I don't think this is likely anywhere.
The only sorts of companies where server costs could increase hugely due to a sudden need for hardware isolation are those where they're running tiny or incredibly bursty workloads. Big companies like Netflix that use tons of cores can just binpack their work all together on the same hardware so their jobs only share hardware with other jobs controlled by the same company. Effectively, cloud providers will start offering sub-clouds into which only your own jobs will be scheduled.

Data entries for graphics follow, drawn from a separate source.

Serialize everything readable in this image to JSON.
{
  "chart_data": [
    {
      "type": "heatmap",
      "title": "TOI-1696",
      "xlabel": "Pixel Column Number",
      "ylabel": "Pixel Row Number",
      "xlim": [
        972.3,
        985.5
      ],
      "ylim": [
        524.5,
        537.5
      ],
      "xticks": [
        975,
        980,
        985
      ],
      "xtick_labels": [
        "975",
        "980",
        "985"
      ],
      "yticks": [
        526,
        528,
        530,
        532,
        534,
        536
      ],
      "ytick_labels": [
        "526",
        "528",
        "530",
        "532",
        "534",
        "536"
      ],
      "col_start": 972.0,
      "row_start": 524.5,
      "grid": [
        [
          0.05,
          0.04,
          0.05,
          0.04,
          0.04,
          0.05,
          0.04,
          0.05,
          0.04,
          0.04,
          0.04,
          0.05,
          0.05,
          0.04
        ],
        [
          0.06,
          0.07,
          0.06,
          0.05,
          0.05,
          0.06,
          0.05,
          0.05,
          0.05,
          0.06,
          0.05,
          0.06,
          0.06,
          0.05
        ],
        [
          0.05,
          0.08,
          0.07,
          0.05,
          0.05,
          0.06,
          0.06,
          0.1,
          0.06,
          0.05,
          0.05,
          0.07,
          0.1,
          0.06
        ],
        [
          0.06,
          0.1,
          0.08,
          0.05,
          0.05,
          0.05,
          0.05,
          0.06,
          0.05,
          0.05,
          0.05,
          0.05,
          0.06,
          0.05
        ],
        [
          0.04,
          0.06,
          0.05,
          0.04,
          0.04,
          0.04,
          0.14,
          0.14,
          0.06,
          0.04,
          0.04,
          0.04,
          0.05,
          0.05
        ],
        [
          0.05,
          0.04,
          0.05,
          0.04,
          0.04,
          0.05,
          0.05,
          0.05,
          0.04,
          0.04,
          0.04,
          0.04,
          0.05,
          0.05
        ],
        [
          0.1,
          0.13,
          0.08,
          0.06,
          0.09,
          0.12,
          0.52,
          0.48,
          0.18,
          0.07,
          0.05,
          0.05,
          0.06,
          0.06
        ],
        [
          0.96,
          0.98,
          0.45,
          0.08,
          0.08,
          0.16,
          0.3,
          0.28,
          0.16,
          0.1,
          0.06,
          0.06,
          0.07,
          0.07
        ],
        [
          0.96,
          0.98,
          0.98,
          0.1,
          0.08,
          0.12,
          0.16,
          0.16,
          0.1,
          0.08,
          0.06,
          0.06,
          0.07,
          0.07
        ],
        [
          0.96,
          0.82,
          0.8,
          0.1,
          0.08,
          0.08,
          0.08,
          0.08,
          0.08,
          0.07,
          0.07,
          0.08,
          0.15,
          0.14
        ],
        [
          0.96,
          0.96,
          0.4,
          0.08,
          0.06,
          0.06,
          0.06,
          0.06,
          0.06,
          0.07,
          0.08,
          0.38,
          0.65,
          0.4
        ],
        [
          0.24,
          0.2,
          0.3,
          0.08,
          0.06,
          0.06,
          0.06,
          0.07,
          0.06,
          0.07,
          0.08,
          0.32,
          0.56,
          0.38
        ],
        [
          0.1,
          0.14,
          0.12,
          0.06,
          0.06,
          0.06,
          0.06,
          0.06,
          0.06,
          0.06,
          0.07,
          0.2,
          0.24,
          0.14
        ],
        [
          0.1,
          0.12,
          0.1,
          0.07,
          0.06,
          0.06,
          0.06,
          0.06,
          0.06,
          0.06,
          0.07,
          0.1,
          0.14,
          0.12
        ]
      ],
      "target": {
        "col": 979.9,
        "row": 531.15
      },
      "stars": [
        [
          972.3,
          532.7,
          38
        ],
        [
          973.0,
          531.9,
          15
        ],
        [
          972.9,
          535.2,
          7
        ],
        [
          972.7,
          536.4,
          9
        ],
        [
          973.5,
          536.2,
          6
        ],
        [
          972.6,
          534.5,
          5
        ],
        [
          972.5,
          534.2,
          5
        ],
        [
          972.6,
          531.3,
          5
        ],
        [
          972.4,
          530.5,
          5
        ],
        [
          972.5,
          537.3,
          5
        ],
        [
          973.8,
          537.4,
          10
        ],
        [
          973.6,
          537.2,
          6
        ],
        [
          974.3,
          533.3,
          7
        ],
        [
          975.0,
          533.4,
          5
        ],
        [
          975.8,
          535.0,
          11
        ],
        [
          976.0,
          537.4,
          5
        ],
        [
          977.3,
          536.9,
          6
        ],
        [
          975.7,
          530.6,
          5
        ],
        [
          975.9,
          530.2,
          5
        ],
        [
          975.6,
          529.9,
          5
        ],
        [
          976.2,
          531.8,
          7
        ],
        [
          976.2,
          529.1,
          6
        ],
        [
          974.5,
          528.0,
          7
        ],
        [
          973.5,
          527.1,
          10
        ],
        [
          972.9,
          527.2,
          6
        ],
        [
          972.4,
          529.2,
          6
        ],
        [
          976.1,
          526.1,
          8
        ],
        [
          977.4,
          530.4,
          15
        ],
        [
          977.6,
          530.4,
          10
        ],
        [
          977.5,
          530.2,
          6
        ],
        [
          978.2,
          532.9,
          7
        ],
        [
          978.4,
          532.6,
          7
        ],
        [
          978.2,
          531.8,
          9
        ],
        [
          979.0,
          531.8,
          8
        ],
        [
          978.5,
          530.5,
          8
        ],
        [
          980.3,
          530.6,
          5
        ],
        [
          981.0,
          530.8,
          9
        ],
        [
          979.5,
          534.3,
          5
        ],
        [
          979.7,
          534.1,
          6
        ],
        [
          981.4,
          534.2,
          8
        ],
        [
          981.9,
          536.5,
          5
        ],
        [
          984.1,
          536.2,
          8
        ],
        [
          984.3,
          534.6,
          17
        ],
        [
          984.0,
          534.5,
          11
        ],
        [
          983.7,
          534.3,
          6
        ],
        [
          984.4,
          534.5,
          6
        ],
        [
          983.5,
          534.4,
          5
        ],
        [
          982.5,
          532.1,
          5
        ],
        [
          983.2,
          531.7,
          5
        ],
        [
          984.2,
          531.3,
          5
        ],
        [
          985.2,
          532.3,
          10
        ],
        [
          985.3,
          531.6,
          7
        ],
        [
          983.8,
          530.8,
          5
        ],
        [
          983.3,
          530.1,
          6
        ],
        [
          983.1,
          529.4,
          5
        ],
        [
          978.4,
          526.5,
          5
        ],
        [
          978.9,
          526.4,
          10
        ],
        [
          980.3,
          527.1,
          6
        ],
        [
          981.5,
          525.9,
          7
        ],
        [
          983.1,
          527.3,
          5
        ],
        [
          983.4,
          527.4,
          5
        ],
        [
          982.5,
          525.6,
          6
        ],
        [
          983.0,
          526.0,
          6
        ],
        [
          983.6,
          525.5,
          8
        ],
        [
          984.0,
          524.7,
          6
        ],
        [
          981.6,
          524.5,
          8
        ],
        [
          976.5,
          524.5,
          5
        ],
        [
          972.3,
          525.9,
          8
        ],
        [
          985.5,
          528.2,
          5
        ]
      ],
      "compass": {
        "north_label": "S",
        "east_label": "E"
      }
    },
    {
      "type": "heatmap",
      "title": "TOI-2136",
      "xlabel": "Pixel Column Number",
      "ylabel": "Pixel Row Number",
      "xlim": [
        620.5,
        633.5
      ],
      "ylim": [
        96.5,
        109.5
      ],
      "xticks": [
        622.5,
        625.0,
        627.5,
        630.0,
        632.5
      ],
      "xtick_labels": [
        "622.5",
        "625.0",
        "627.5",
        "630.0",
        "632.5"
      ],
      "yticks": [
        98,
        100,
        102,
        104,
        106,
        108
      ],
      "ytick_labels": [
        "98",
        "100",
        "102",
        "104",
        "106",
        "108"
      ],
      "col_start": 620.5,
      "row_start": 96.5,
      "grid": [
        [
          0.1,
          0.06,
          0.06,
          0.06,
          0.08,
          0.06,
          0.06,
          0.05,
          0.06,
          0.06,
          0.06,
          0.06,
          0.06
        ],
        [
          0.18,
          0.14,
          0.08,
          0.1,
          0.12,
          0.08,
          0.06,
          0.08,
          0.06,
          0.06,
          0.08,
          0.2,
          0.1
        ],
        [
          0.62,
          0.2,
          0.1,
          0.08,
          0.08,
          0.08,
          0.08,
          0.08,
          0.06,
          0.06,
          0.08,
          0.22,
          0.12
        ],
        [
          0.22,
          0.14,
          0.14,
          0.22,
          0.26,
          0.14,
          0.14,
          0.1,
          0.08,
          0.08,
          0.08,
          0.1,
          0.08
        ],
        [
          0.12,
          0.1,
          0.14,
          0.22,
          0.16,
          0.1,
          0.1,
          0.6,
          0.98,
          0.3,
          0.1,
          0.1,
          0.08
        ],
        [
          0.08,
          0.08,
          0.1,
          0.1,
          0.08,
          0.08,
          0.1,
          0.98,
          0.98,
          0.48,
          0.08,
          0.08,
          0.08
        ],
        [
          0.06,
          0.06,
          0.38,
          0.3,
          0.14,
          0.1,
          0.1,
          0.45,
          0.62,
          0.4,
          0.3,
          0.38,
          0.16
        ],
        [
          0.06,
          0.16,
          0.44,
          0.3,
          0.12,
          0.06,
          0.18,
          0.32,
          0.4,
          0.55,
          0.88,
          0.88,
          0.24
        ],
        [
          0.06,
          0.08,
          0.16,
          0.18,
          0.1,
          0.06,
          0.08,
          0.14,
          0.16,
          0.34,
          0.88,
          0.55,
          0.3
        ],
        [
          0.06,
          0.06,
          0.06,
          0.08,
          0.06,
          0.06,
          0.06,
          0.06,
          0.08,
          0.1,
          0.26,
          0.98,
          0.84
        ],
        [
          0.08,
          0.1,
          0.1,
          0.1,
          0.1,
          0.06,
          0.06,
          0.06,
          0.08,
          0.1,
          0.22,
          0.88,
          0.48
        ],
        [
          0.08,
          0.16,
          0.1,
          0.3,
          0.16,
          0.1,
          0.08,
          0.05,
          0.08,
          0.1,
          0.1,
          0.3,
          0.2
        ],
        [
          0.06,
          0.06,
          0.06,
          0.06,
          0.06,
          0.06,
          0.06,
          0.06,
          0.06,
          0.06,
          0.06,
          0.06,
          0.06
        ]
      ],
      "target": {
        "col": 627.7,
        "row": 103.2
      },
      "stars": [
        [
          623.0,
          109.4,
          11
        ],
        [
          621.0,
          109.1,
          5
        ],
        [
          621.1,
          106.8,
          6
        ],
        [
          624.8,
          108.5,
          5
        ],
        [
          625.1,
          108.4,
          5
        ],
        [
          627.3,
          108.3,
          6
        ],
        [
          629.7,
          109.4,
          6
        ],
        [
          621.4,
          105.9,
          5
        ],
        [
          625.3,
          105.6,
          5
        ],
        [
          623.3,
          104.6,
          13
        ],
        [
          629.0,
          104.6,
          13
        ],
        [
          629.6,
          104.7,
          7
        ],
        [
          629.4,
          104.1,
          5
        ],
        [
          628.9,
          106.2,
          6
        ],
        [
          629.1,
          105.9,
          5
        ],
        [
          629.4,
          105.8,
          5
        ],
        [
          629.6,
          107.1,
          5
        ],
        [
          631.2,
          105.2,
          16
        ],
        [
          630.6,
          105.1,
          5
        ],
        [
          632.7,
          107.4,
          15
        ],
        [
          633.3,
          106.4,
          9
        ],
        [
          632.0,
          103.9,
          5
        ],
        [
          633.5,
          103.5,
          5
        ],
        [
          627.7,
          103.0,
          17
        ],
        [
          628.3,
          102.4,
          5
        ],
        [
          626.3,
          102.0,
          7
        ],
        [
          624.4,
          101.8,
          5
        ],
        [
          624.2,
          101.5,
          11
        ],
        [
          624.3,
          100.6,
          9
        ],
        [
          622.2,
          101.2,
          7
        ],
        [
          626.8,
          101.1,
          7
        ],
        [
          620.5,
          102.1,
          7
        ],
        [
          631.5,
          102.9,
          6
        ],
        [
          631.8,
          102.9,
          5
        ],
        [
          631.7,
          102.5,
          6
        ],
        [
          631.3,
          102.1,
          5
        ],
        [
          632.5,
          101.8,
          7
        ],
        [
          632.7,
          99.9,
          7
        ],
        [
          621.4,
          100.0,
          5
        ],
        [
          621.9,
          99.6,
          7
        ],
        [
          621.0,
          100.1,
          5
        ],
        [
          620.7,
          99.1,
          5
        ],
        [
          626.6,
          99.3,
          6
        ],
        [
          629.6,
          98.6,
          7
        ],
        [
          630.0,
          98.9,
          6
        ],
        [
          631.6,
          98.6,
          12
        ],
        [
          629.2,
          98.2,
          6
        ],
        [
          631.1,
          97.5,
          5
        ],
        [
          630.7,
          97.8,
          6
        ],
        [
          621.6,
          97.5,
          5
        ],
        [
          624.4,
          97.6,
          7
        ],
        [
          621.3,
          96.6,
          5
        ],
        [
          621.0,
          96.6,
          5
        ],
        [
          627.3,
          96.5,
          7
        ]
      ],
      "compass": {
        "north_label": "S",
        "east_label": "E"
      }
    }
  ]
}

This is actually how cloud tech has worked for many years internally. I worked at Google for a long time and their cluster control system (Borg) had a concept called "allocs" which were basically scheduling sub-domains. You could schedule an alloc to reserve some resources, and then schedule jobs into the alloc which would share those resources. Allocs were often used to avoid performance-related interference from shared jobs, e.g. when a batch job kept hogging the CPU caches and slowing down latency sensitive servers. I suppose these days VMs and containers do a similar job, though I think the Borg approach was nicer and more efficient.
I guess this sort of per-firm isolation will become common and most companies costs won't change a huge amount. The people it'll hit will be small mom-and-pop personal servers, but they're unlikely to care about side channel attacks anyway. So I wouldn't sell stock in cloud providers just yet.